Some of their specs are odd. The one in the link above shows -17 db SPL at 1 khz at 1hz bandwidth. That actually wouldn't be very good. Its self noise would be much higher the way the spec is normally done. Maybe something like 26 db SPL instead of -17 db. Maybe that is a misprint or I'm missing something. Noise would usually be over 20 khz compared to the level of 1 khz at 94 db SPL. I notice they leave blank the SNR spot too. Normally you by convention subtract equivalent self noise from 94 db SPL and give SNR. For instance a mike with self noise of 15 db would have an SNR of 94-15 or 79 db. Now maybe that is still good for such a small condenser microphone.I should add that these mics are capable of -17dB SPL noise floor (at 4kHz), with zero pre-amp gain. They are routinely used in hearing research, in Etymotic low-noise systems: https://www.etymotic.com/auditory-research/microphones/er-10b.html
Can the RME ADI-2 Pro be used to its full potential for unbalanced measurements? A passive unbalanced to balanced adapter is half the voltage which is less than ideal, right?

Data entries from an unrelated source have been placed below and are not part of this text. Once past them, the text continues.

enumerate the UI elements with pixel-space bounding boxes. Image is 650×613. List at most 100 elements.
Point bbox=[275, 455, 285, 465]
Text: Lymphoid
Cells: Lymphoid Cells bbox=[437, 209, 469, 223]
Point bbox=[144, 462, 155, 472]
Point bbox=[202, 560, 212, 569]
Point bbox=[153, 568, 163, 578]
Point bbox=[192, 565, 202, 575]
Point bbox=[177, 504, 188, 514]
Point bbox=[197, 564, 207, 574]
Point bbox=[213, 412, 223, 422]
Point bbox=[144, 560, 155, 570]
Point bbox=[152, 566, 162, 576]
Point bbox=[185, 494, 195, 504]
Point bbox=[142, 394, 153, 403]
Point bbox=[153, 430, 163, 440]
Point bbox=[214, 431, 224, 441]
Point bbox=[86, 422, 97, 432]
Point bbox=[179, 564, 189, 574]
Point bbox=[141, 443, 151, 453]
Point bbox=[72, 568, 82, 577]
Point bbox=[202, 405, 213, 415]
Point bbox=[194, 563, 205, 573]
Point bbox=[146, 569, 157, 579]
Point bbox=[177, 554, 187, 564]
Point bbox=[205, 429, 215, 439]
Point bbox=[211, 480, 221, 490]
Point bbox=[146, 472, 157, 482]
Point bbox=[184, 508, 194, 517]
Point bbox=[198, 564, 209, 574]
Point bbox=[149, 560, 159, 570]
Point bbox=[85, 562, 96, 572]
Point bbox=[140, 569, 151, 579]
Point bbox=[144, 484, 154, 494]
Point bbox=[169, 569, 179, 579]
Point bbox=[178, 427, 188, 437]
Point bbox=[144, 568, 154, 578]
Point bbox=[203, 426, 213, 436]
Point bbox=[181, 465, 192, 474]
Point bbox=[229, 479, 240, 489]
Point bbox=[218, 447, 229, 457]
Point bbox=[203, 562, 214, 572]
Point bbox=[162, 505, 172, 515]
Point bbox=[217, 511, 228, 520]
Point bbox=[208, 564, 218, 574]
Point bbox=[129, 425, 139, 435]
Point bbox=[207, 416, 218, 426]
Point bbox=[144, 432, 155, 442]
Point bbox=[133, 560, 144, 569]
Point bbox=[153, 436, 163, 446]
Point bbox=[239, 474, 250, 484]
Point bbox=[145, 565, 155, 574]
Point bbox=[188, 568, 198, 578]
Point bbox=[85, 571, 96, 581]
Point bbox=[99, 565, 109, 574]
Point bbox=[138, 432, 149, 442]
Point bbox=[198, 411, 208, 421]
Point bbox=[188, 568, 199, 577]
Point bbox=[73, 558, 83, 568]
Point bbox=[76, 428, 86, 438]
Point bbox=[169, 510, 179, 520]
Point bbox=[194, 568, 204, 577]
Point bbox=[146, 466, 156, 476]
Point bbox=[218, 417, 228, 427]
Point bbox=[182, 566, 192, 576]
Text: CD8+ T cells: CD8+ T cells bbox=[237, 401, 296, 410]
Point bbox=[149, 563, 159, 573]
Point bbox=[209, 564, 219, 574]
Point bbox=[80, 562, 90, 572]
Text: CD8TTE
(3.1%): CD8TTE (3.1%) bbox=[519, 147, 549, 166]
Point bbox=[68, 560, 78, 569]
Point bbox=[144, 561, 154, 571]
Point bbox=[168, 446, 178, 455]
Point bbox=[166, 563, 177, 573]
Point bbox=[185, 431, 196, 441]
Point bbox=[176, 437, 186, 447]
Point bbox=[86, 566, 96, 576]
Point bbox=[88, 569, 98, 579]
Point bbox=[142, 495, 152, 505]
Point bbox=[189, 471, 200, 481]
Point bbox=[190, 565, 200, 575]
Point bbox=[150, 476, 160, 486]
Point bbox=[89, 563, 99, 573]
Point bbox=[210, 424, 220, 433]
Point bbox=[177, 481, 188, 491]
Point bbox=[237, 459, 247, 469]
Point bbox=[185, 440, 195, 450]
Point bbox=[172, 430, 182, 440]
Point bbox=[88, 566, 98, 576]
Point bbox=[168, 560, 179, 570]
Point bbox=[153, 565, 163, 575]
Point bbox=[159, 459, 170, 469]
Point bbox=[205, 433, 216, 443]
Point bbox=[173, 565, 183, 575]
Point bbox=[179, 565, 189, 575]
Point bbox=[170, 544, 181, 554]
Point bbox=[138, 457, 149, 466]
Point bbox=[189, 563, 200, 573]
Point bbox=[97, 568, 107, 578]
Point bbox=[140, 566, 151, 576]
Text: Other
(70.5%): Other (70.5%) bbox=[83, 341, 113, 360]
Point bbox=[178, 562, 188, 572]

Edit: according to specs TRS inputs are fully TS/RCA compatible, so using unbalanced is not an issue it seems.
Archimago has just reported a series of measurements using the RME ADI-2 Pro to ADC the outputs of several DACs, I assume unbalanced.
http://archimago.blogspot.com/2019/03/measurements-look-at-audio-ultra-high.html
A sound card plus an interface like Pete Millett's will be able to get you capabilities to get those spectra at a very low cost.
If it helps, I wrote a series of articles on this in AudioXpress. Here's part one of the series, with links to the other parts at the end.
Any suggestions for a reasonably priced competent USB-based ADC solution? I've been thinking about getting the RME ADI-2 Pro just because it is such a Swiss army knife, but can't justify paying the price for my modest needs.